Is there some level of dimensionality where BO starts to fail?

question posed by @BRSutherland that I thought warranted surfacing here

Is there some level of dimensionality where BO starts to fail? If data regime stays small and dimensionality continues to increase, at some point there are no optimization algorithms that will work efficiently and you should redesign your campaign.

My response:

As you pointed out, curse of dimensionality is a general problem, not something specific to BO. My perhaps dissatisfying answer is that I recommend choosing a model that tends to not overfit in high dimensions. As a recent example, there is a project optimizing a chemical reaction. There are four ingredients, one processing parameter (time), and one output. I jumped in recently to support, and they’ve collected ~40 datapoints so far. For this specific dataset, if I choose a model that tends not to overfit, the next batch of suggestions does a better job at exploring the boundaries of the space which were largely unexplored in the original 40 datapoints.
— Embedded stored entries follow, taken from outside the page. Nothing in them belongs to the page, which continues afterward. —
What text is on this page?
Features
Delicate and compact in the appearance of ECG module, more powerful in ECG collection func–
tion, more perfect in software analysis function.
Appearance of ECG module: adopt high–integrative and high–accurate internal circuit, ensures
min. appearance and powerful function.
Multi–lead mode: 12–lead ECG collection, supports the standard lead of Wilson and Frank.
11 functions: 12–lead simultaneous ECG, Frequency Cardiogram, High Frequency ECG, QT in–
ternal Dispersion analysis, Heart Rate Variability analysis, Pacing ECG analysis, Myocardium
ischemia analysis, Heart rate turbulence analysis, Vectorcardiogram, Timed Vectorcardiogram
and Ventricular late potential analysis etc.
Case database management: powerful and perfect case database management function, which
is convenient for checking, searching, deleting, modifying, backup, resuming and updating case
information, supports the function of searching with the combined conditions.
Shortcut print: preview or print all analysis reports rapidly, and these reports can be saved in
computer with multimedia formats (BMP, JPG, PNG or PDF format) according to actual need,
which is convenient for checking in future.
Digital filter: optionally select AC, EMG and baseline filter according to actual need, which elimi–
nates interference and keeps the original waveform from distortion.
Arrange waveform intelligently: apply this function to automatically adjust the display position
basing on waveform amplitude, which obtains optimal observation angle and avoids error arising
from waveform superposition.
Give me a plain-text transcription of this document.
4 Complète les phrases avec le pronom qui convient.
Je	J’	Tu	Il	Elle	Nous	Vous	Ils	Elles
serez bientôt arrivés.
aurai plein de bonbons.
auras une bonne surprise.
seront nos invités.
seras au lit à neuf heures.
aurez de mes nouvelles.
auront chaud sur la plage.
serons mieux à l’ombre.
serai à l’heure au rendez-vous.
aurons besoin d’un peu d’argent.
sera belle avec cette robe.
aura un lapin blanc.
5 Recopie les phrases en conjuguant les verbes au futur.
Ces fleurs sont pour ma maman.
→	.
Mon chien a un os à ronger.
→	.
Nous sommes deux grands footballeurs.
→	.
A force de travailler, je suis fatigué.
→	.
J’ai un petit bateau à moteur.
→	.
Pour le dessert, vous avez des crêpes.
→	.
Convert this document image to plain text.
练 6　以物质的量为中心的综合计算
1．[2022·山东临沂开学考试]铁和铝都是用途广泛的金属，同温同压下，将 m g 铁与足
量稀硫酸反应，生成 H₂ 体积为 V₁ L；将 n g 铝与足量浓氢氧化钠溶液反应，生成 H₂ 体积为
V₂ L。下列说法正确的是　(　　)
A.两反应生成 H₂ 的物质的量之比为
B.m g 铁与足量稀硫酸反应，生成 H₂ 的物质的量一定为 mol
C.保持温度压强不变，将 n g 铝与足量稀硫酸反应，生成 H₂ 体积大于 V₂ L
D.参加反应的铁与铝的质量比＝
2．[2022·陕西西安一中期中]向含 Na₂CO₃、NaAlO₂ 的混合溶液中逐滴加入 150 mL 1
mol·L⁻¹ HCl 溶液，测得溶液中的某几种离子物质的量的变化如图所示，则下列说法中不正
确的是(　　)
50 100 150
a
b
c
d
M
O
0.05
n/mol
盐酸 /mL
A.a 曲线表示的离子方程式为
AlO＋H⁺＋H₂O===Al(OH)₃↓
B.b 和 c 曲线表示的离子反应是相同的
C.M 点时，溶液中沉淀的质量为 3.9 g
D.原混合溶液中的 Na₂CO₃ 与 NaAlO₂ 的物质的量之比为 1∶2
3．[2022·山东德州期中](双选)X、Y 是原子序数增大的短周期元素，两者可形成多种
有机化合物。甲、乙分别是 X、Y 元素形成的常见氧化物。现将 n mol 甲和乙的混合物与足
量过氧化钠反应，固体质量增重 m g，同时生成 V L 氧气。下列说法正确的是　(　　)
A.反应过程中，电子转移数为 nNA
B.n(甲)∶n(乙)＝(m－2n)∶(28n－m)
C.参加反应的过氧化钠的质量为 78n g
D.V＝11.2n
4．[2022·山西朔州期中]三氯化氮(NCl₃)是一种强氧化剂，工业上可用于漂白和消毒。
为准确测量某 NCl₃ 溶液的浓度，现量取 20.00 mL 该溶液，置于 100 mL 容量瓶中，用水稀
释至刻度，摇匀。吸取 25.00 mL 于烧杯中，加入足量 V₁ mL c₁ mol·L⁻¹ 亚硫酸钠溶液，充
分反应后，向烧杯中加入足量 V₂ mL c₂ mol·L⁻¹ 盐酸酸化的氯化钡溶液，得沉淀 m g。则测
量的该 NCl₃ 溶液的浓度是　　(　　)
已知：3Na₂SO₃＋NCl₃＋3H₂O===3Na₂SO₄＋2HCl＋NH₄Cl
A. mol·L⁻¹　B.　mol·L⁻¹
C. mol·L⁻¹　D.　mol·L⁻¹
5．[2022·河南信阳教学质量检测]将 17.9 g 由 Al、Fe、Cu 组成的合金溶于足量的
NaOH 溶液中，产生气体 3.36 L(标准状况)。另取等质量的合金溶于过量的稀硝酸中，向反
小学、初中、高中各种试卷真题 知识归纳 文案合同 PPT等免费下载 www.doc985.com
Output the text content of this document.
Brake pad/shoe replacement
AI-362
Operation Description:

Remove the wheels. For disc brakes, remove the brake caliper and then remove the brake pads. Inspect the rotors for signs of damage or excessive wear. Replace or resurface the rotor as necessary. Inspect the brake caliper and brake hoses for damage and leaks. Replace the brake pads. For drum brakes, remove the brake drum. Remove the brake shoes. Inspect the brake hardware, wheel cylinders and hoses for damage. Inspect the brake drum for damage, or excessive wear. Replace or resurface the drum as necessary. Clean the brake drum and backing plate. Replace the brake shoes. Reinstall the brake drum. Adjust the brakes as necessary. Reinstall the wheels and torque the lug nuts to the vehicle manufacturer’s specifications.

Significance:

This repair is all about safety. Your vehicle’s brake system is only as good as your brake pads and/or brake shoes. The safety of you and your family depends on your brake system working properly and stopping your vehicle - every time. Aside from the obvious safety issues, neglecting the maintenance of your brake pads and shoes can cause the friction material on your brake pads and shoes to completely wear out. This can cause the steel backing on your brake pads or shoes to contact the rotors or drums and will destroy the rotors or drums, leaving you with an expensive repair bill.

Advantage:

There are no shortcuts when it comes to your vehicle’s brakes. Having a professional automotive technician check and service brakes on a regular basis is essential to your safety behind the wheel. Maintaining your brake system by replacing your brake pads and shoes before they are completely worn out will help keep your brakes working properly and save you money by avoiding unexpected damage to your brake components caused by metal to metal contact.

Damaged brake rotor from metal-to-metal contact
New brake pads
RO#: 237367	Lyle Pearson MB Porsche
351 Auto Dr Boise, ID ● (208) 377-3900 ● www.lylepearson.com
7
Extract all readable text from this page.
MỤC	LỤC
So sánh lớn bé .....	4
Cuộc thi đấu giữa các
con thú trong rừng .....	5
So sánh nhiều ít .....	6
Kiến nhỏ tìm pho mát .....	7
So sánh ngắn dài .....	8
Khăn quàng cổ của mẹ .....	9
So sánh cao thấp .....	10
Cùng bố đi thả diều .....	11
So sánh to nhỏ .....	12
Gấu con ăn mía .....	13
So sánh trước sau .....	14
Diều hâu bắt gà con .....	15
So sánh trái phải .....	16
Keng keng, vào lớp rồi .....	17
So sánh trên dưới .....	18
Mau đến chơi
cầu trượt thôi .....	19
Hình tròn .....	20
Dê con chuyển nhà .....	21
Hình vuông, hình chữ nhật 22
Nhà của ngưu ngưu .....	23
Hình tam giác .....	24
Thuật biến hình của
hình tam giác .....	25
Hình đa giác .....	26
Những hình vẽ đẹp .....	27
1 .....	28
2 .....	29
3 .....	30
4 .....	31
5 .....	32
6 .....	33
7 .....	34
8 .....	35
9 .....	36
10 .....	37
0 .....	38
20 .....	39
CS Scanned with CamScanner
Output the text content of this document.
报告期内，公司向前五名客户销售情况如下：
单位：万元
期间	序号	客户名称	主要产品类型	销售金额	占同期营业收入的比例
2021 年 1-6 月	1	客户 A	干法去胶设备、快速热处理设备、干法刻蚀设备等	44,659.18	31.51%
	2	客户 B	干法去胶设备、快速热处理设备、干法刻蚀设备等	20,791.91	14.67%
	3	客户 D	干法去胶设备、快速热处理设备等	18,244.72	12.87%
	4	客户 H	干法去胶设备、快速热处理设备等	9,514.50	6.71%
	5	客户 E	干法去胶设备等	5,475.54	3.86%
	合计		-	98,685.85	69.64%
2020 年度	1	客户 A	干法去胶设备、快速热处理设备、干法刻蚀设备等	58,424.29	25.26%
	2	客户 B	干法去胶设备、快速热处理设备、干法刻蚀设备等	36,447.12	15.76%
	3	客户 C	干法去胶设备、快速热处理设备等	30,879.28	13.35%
An alternative would be to simply run quasi-random search to get the same behavior, but the former is likely to be more sample-efficient.

The rule of thumb is up to a couple dozen parameters, but there are cases where for problems with certain behavior (especially when only a subset of parameters truly matter), it’s been shown to do OK with a hundred or hundreds of dimensions. For example https://arxiv.org/pdf/2103.00349.

Pulling a quote from someone at fb 4 years ago:

128 hyperparameters is a lot – way more than our standard GPEI algorithm can handle comfortably

Within aluminum alloys, there are ~23 unique periodic elements represented in common mixtures. Would it make sense to expand the search space to all non-radioactive materials? Probably not. Could a high-dimensional algorithm quickly determine that those other elements aren’t relevant? Maybe. Would that be a moot point because many of those configurations wouldn’t be synthesizable or measurable? (i.e., unable to get to point of running a tensile test). Probably.

However, I would lean away from restricting it to be lower than those 23 periodic elements, and instead focusing on finding suitable lower and upper bounds for them and honing in on things like processing conditions and purity. Likewise, I would spend the extra computation on “fully Bayesian” models and more computationally expensive models like SAASBO (I would rather wait a couple hours for an algorithm to suggest a higher quality experiment prior to running something in the lab – experiments carry a lot of hidden costs compared with running an algorithm).